In the course of an otherwise interesting article on Individual Producer Responsibility (IPR), Tom Chervinsky makes a statistical boo-boo. See, I am mellowing. I didn’t call it package bashing.
Chervinsky is certainly not the first, and won’t be the last, to play footsie with the facts. He starts out well, observing that the percentage of waste that Ontario diverts from landfill has remained stagnant for the last 20 years. The most recent Statistics Canada survey (2012) pegged it at 24 per cent.
But then he asks us to compare Ontario’s low number with the claimed packaging recycling rates for Germany, the Netherlands, and the United Kingdom. Whoa already!
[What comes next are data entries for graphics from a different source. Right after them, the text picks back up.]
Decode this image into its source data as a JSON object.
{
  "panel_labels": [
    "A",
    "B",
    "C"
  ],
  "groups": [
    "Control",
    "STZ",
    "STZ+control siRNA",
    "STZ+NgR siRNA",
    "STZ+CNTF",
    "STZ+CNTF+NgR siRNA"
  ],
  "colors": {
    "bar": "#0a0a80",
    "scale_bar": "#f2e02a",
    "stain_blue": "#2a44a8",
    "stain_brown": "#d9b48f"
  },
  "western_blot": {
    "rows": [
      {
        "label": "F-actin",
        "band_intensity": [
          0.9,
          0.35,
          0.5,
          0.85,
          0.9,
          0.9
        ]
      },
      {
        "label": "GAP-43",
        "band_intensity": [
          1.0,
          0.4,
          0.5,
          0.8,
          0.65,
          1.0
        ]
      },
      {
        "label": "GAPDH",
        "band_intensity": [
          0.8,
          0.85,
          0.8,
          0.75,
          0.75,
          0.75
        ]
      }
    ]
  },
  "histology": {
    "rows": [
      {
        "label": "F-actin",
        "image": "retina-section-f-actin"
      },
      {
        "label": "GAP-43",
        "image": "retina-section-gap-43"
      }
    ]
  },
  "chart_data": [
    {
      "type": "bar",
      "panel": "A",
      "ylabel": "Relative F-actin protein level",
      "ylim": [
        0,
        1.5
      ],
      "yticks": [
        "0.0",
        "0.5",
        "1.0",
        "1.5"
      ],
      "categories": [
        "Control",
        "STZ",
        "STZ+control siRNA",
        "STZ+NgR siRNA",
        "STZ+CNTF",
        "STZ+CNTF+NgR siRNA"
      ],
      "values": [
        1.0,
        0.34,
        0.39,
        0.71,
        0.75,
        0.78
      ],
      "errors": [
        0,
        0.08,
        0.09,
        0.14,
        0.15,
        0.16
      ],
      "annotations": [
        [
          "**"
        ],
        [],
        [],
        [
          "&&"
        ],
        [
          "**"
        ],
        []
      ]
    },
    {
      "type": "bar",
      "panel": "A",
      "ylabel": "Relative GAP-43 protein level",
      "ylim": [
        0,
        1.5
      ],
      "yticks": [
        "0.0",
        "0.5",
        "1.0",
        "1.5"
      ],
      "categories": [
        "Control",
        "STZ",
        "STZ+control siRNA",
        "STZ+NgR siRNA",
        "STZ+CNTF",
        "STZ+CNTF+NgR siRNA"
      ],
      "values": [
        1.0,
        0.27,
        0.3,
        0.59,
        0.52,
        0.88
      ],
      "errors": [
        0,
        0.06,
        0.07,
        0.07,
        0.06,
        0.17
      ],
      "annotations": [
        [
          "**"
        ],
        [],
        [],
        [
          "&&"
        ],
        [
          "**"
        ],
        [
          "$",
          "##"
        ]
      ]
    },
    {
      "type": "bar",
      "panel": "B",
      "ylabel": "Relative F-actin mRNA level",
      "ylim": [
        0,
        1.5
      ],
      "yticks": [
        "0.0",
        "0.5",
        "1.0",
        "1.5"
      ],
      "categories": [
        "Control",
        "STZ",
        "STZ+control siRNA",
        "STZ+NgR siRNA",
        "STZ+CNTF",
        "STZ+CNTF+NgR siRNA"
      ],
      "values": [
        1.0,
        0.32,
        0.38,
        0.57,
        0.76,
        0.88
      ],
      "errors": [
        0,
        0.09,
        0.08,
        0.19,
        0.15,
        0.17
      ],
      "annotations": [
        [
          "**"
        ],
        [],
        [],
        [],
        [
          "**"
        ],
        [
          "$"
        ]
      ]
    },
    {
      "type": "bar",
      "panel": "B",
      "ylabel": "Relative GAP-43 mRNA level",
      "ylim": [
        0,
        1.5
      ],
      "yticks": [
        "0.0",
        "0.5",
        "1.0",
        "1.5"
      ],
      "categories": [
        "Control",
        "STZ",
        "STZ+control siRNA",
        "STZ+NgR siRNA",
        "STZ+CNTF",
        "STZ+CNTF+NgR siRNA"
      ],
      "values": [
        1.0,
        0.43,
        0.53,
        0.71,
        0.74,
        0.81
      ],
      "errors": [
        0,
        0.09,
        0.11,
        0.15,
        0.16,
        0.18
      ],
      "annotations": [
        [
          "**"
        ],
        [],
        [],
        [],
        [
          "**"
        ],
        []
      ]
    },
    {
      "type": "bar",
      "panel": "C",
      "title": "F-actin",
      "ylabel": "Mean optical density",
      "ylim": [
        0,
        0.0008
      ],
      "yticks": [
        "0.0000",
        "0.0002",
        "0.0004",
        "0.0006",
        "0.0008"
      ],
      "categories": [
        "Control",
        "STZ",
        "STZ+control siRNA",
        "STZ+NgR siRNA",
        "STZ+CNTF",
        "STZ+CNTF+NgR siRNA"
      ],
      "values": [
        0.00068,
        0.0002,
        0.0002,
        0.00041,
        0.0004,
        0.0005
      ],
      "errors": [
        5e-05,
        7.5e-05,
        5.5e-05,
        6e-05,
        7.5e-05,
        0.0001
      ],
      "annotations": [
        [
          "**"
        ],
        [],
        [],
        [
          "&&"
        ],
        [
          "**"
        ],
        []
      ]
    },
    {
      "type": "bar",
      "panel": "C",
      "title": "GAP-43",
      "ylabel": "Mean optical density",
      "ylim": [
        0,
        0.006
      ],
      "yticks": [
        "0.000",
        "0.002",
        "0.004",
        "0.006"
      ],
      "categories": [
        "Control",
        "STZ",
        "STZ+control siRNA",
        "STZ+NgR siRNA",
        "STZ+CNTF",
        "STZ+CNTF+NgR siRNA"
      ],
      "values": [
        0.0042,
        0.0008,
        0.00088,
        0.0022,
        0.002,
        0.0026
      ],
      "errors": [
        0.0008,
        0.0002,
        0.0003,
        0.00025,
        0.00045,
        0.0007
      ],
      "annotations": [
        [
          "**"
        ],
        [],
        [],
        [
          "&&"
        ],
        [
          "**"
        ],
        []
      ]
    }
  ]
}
You can’t compare the Ontario diversion rate for all wastes (paper, organics, white goods, electronics, construction, renovation, and demolition materials, plus tires and other stuff) with some countries’ claim for a single category such as packaging. You have to compare packaging rates with packaging rates.
And there, Ontario, and Canada, have a problem. Because we don’t know the current diversion or recycling rates for packaging in this country. The most comprehensive survey ever conducted specifically on packaging in Canada is now almost 20 years old. We can debate its validity today, and certainly there have been changes in packaging usage over the years (less glass and more plastics). In fact, this issue of packaging recycling rates in Canada is a well-travelled road. We have taken both Ontario and Canada’s Ministers of the Environment to task for similar misuse of available data in the past.
So what can we say about packaging recycling rates in Ontario or Canada? Our alternatives seem to be to quote the 1996 National Packaging Survey which estimated that over 70% of packaging was being re-used or recycled, and that industry (not households) was doing most of it (91%). Or we can apply those 1996 per capita rates to current populations while recognising the statistical cautions that arise in doing so.
But what we cannot do, as Mr. Chervinsky has done, is blindly assume that packaging‘s recycling rate is the same as that of all other materials in the waste stream (white goods, organics, tires). Besides, some data, and admittedly anecdotal evidence, suggests that Canada may, in fact, be doing as well as, if not better than, many of its European cousins on the packaging recycling front. But that’s a whole other blog.